Q: I got an error message something like "models/R9/hmm11/MODELS"
   already exists.
A: That was caused because your training script tried to overwrite the
   existing model. As a result, training is unfinished.
   There will be two options to resolve this.
     Option A: remove the existing model and its directory.
     Option B: Rename the directory of either the existing model or the
               new one.

Q: How can I know the likelihood on the training data?
A: You can find it in the corresponding log file of your training script.
   Log files can be found in the "logs" directory in your work directory.
   For example, logs/train/R1/log-5, in which you will find the
   information something like this:
     "Reestimation complete - average log prob per frame = -1.058707e+02"
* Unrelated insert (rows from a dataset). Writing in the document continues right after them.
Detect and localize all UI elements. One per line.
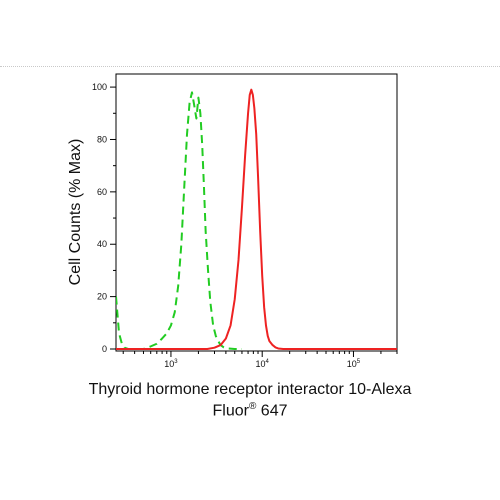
top-divider	[0, 66, 500, 67]
x-axis-label-fluor: Fluor	[212, 402, 249, 420]
y-tick-label: 100	[92, 82, 107, 92]
y-tick-label: 40	[97, 239, 107, 249]
plot-frame	[115, 73, 398, 352]
series-line-control	[116, 91, 242, 350]
x-axis: 103 104 105	[122, 351, 398, 369]
y-tick-label: 60	[97, 187, 107, 197]
y-tick-label: 20	[97, 292, 107, 302]
x-axis-label-number: 647	[256, 402, 288, 420]
x-axis-label-line2: Fluor® 647	[0, 401, 500, 420]
y-axis-label: Cell Counts (% Max)	[67, 138, 84, 286]
x-tick-label: 105	[347, 359, 361, 369]
y-axis: 0 20 40 60 80 100	[92, 82, 116, 354]
series-line-sample	[116, 88, 397, 350]
x-axis-label-line1: Thyroid hormone receptor interactor 10-A…	[88, 381, 412, 398]
y-tick-label: 0	[102, 344, 107, 354]
series-layer	[116, 88, 397, 350]
registered-mark: ®	[248, 401, 257, 412]
x-tick-label: 104	[256, 359, 270, 369]
x-tick-label: 103	[164, 359, 178, 369]
y-tick-label: 80	[97, 134, 107, 144]
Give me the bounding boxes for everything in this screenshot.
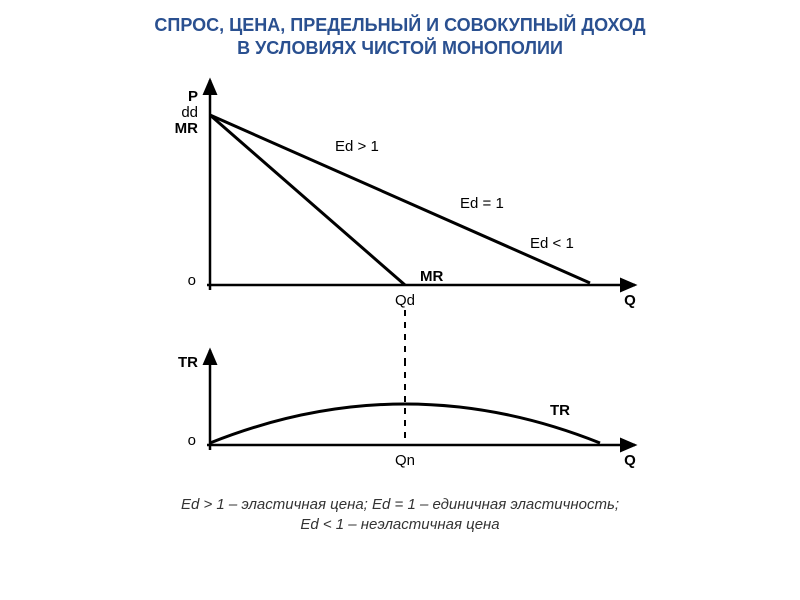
caption-line-2: Ed < 1 – неэластичная цена [300, 516, 499, 533]
slide-title: СПРОС, ЦЕНА, ПРЕДЕЛЬНЫЙ И СОВОКУПНЫЙ ДОХ… [0, 0, 800, 59]
ed-eq-label: Ed = 1 [460, 195, 504, 212]
upper-y-label-mr: MR [175, 120, 198, 137]
qd-label: Qd [395, 292, 415, 309]
diagram-container: P dd MR o Q Ed > 1 Ed = 1 Ed < 1 MR Qd [0, 65, 800, 485]
upper-chart: P dd MR o Q Ed > 1 Ed = 1 Ed < 1 MR Qd [175, 80, 636, 309]
ed-lt-label: Ed < 1 [530, 235, 574, 252]
lower-chart: TR o Q TR Qn [178, 350, 636, 469]
title-line-2: В УСЛОВИЯХ ЧИСТОЙ МОНОПОЛИИ [237, 38, 563, 58]
ed-gt-label: Ed > 1 [335, 138, 379, 155]
lower-y-label-tr: TR [178, 354, 198, 371]
qn-label: Qn [395, 452, 415, 469]
lower-q-label: Q [624, 452, 636, 469]
upper-origin-label: o [188, 272, 196, 289]
title-line-1: СПРОС, ЦЕНА, ПРЕДЕЛЬНЫЙ И СОВОКУПНЫЙ ДОХ… [154, 15, 645, 35]
demand-curve [210, 115, 590, 283]
upper-q-label: Q [624, 292, 636, 309]
caption: Ed > 1 – эластичная цена; Ed = 1 – едини… [0, 495, 800, 536]
lower-origin-label: o [188, 432, 196, 449]
economics-diagram: P dd MR o Q Ed > 1 Ed = 1 Ed < 1 MR Qd [140, 65, 660, 485]
tr-label: TR [550, 402, 570, 419]
upper-y-label-dd: dd [181, 104, 198, 121]
upper-y-label-p: P [188, 88, 198, 105]
mr-end-label: MR [420, 268, 443, 285]
caption-line-1: Ed > 1 – эластичная цена; Ed = 1 – едини… [181, 496, 619, 513]
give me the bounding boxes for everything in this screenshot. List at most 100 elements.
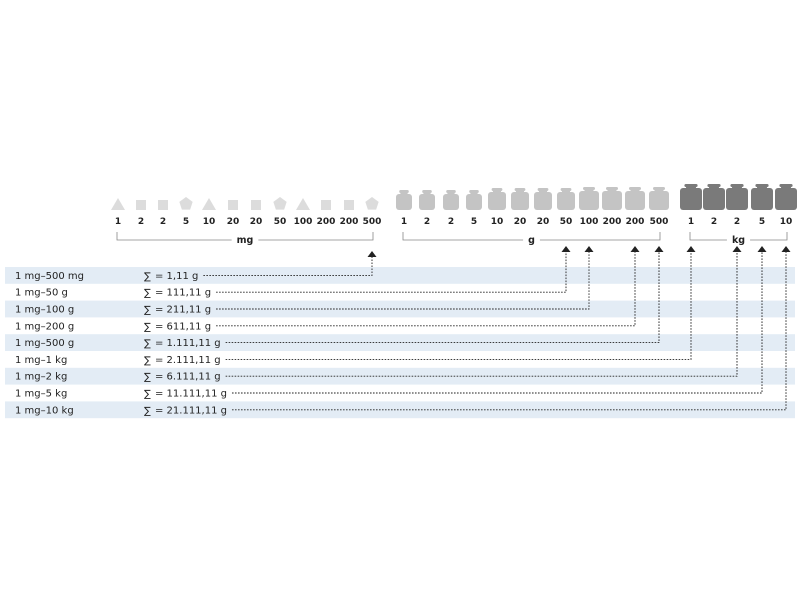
weight-value-label: 5 (183, 217, 189, 227)
square-weight-icon (251, 200, 261, 210)
square-weight-icon (228, 200, 238, 210)
sum-value: = 21.111,11 g (155, 405, 227, 416)
cylinder-weight-icon (602, 191, 622, 210)
cylinder-weight-icon (396, 194, 412, 210)
range-label: 1 mg–500 g (15, 338, 74, 349)
weight-value-label: 20 (250, 217, 263, 227)
sum-value: = 611,11 g (155, 321, 211, 332)
weight-value-label: 100 (294, 217, 313, 227)
weight-value-label: 1 (115, 217, 121, 227)
sum-value: = 211,11 g (155, 305, 211, 316)
triangle-weight-icon (111, 198, 125, 210)
sum-value: = 6.111,11 g (155, 372, 221, 383)
leader-line (225, 252, 738, 377)
cylinder-weight-icon (534, 192, 552, 210)
sum-row: 1 mg–5 kg ∑ = 11.111,11 g (15, 246, 767, 400)
weight-value-label: 20 (514, 217, 527, 227)
sum-icon: ∑ (144, 339, 151, 350)
weight-value-label: 2 (424, 217, 430, 227)
range-label: 1 mg–1 kg (15, 355, 67, 366)
sum-icon: ∑ (144, 372, 151, 383)
sum-icon: ∑ (144, 271, 151, 282)
weight-value-label: 2 (160, 217, 166, 227)
weight-value-label: 20 (537, 217, 550, 227)
weight-value-label: 200 (340, 217, 359, 227)
weight-value-label: 500 (363, 217, 382, 227)
cylinder-weight-icon (625, 191, 645, 210)
sum-value: = 1,11 g (155, 271, 198, 282)
sum-row: 1 mg–1 kg ∑ = 2.111,11 g (15, 246, 696, 366)
sum-icon: ∑ (144, 355, 151, 366)
cylinder-weight-icon (488, 192, 506, 210)
sum-row: 1 mg–200 g ∑ = 611,11 g (15, 246, 640, 333)
leader-line (231, 252, 763, 394)
cylinder-weight-icon (579, 191, 599, 210)
arrow-up-icon (367, 251, 377, 257)
weight-value-label: 5 (471, 217, 477, 227)
weight-value-label: 50 (560, 217, 573, 227)
range-label: 1 mg–2 kg (15, 372, 67, 383)
range-label: 1 mg–5 kg (15, 389, 67, 400)
weight-value-label: 5 (759, 217, 765, 227)
sum-row: 1 mg–50 g ∑ = 111,11 g (15, 246, 571, 299)
cylinder-weight-icon (466, 194, 482, 210)
weight-value-label: 2 (711, 217, 717, 227)
square-weight-icon (321, 200, 331, 210)
sum-row: 1 mg–100 g ∑ = 211,11 g (15, 246, 594, 316)
unit-label: g (528, 235, 535, 246)
sum-row: 1 mg–10 kg ∑ = 21.111,11 g (15, 246, 791, 417)
sum-value: = 11.111,11 g (155, 389, 227, 400)
cylinder-weight-icon (703, 188, 725, 210)
pentagon-weight-icon (365, 197, 379, 210)
weight-group-g: 1 2 2 5 10 20 20 50 100 200 200 500 g (396, 187, 669, 246)
weight-value-label: 200 (317, 217, 336, 227)
unit-label: mg (237, 235, 254, 246)
weight-group-kg: 1 2 2 5 10 kg (680, 184, 797, 246)
triangle-weight-icon (202, 198, 216, 210)
arrow-up-icon (561, 246, 571, 252)
weight-value-label: 200 (626, 217, 645, 227)
weight-value-label: 200 (603, 217, 622, 227)
arrow-up-icon (584, 246, 594, 252)
sum-row: 1 mg–2 kg ∑ = 6.111,11 g (15, 246, 742, 383)
arrow-up-icon (654, 246, 664, 252)
cylinder-weight-icon (680, 188, 702, 210)
range-label: 1 mg–100 g (15, 305, 74, 316)
unit-bracket (689, 232, 788, 241)
range-label: 1 mg–500 mg (15, 271, 84, 282)
sum-value: = 111,11 g (155, 288, 211, 299)
cylinder-weight-icon (775, 188, 797, 210)
unit-label: kg (732, 235, 745, 246)
arrow-up-icon (732, 246, 742, 252)
cylinder-weight-icon (419, 194, 435, 210)
arrow-up-icon (757, 246, 767, 252)
row-band (5, 267, 795, 284)
weight-value-label: 500 (650, 217, 669, 227)
sum-value: = 1.111,11 g (155, 338, 221, 349)
weight-value-label: 10 (203, 217, 216, 227)
sum-icon: ∑ (144, 389, 151, 400)
unit-bracket (116, 232, 374, 241)
sum-icon: ∑ (144, 305, 151, 316)
square-weight-icon (136, 200, 146, 210)
arrow-up-icon (630, 246, 640, 252)
weight-value-label: 1 (688, 217, 694, 227)
weight-value-label: 50 (274, 217, 287, 227)
weight-value-label: 10 (491, 217, 504, 227)
sum-row: 1 mg–500 mg ∑ = 1,11 g (15, 251, 377, 282)
weight-value-label: 10 (780, 217, 793, 227)
pentagon-weight-icon (273, 197, 287, 210)
leader-line (203, 257, 373, 276)
arrow-up-icon (686, 246, 696, 252)
range-label: 1 mg–50 g (15, 288, 68, 299)
weight-value-label: 100 (580, 217, 599, 227)
range-label: 1 mg–10 kg (15, 405, 74, 416)
cylinder-weight-icon (726, 188, 748, 210)
range-label: 1 mg–200 g (15, 321, 74, 332)
sum-row: 1 mg–500 g ∑ = 1.111,11 g (15, 246, 664, 350)
weight-value-label: 2 (138, 217, 144, 227)
unit-bracket (402, 232, 661, 241)
sum-icon: ∑ (144, 288, 151, 299)
weight-value-label: 20 (227, 217, 240, 227)
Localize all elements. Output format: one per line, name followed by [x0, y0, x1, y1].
Q: How can I try different feature vectors?
A1: Generally speaking, you need to calculate new feature vectors from 
   speech wave files (See A2). However, you do not need to do so as
   long as you just want to try MFCC features (e.g. MFCC_0) without
   delta features, because it's a subset of the original MFCC features
   (i.e. MFCC_0_D_A_Z) provided in the course directory. If it is the
   case, what you need to do will be to (1) create a new work
   directory for the new experiment, (2) modify the prototype files
   (in "proto" directory) [*2], and (3) configs/config.basic to
   reflect the MFCC features you want to use [*1]. 

   [*1] You cannot edit/modify the original files in "proto" or "configs"
   directory as they are symbolic-linked to other files whose owner
   is not you. An easy solution for this will be to rename them to
   "proto.org" and "configs.org" and create new "proto" and "configs"
   directories, to which you copy the original files.
   [*2] For modifying prototype files in "proto", there will be two
   options - (i) modify each prototype file with a text editor manually,
   or (ii) use "MakeProtoHMMSet" in "scripts" directory to create new
   prototypes automatically if you understand how to use the command.

A2: Creating new feature vectors from wave files:
   The sample scripts that were used to obtain the current data can be
   found in Org/scripts directory.
   	 run_wave2featurevectors.sh
	 wave2featurevectors.sh   	 
   In addition to some modifications you need to make for the files
   above, you need to modify corresponding configuration files in
   "configs" directory.
   After you have managed to get new feature vectors, please follow
   the instructions in A1 above.


================= Monophone models =======================


================= Triphone models =======================

Q: How can I obtain the number of clusters?
A: See logs/R9/log-hhed

Q: How can I change the number of tied-state triphone models?
A: You cannot specify the number directly, but you can control it
   with the "TB" value. See Section 17.8.1 of the HTK manual for details.

Q: What range of TB should I try?
A: One extreme case would be a TB which results in a similar
   number of clusters to the one of monophone models.
   (NB: clustering is done state wise rather than phone model wise)

Q: In decision tree-based tied-state triphone models,  how can I
   write a script that carries out sets of experiments (clustering,
   training, and recognition) for different clustering thresholds?
A: See ShellScriptExamples/ex-tied-triphones.sh as an example.